When asked about how hearing loss has shaped their journey in becoming an audiologist, one third-year AuD student said, 

“My hearing loss has made me a better clinician because of the empathy and understanding I have for my patients. From the family who just found out their child is deaf to the adult with balance issues, I strive to listen to each of their stories and experiences while providing them hope that they can get through whatever obstacle they face.

My hearing loss has also been a positive experience in the classroom, as my professors and classmates inquire for my point of view about various topics of audiology. I’ve learned to advocate for myself both in the classroom and clinic, hoping to teach my patients and future audiology co-workers the value of advocacy and accommodations for the hearing loss population.”

A current fourth-year AuD student also said, 

“It has been very exciting being able to use my unique experiences with both a hearing aid and a cochlear implant to the benefit of my patients and their families.
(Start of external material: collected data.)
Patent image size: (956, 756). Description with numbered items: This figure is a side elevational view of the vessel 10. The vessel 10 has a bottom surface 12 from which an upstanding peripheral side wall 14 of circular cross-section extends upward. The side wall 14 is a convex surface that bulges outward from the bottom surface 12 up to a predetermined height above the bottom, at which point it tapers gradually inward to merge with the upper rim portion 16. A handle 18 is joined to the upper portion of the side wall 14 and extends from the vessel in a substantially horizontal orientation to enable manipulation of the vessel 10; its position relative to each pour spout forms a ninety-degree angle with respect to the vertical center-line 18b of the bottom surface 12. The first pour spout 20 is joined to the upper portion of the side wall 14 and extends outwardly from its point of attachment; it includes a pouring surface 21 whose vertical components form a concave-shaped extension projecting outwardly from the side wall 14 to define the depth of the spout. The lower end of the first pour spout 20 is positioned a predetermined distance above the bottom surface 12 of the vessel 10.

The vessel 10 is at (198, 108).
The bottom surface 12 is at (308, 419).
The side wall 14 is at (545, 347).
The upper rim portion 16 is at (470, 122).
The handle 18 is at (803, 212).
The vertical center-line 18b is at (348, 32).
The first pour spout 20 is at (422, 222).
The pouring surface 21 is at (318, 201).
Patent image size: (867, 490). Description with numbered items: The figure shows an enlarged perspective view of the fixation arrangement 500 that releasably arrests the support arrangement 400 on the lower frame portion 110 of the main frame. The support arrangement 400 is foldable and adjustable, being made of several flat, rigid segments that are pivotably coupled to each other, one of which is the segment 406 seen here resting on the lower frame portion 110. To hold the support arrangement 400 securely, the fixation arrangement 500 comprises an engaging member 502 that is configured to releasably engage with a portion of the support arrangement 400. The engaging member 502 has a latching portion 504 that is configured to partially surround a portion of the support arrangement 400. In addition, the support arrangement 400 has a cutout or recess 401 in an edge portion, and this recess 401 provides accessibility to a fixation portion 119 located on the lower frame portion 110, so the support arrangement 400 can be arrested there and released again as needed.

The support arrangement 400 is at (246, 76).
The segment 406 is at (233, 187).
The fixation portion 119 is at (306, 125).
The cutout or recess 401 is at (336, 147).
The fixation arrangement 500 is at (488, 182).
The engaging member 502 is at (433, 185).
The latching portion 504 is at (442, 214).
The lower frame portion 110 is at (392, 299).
I’ve been able to change the mind of a middle-aged patient who thinks they are not old enough for hearing aids from a “no way,” to scheduling a fitting.

I’ve also been able to take a four-year-old from refusing to put her hearing aids on to wearing them out the door with a smile (with maybe a few extra stickers in tow as well), knowing it’s okay to have a hearing loss because their audiologist has one too. While I’ve been born with a hearing loss, I am fortunate to take what gifts I’ve been given and use it for the benefit of my patients.”

At the end of the day, our most important legacy is the one that we leave behind. It is words of encouragement, patience for teaching, and compassionate empathy in helping future generations of audiologists embrace their “why moments”—all so they can change the lives of the patients that they encounter.

Note: Testimonials used in this article were gathered using an anonymous survey of current AuD students with hearing loss.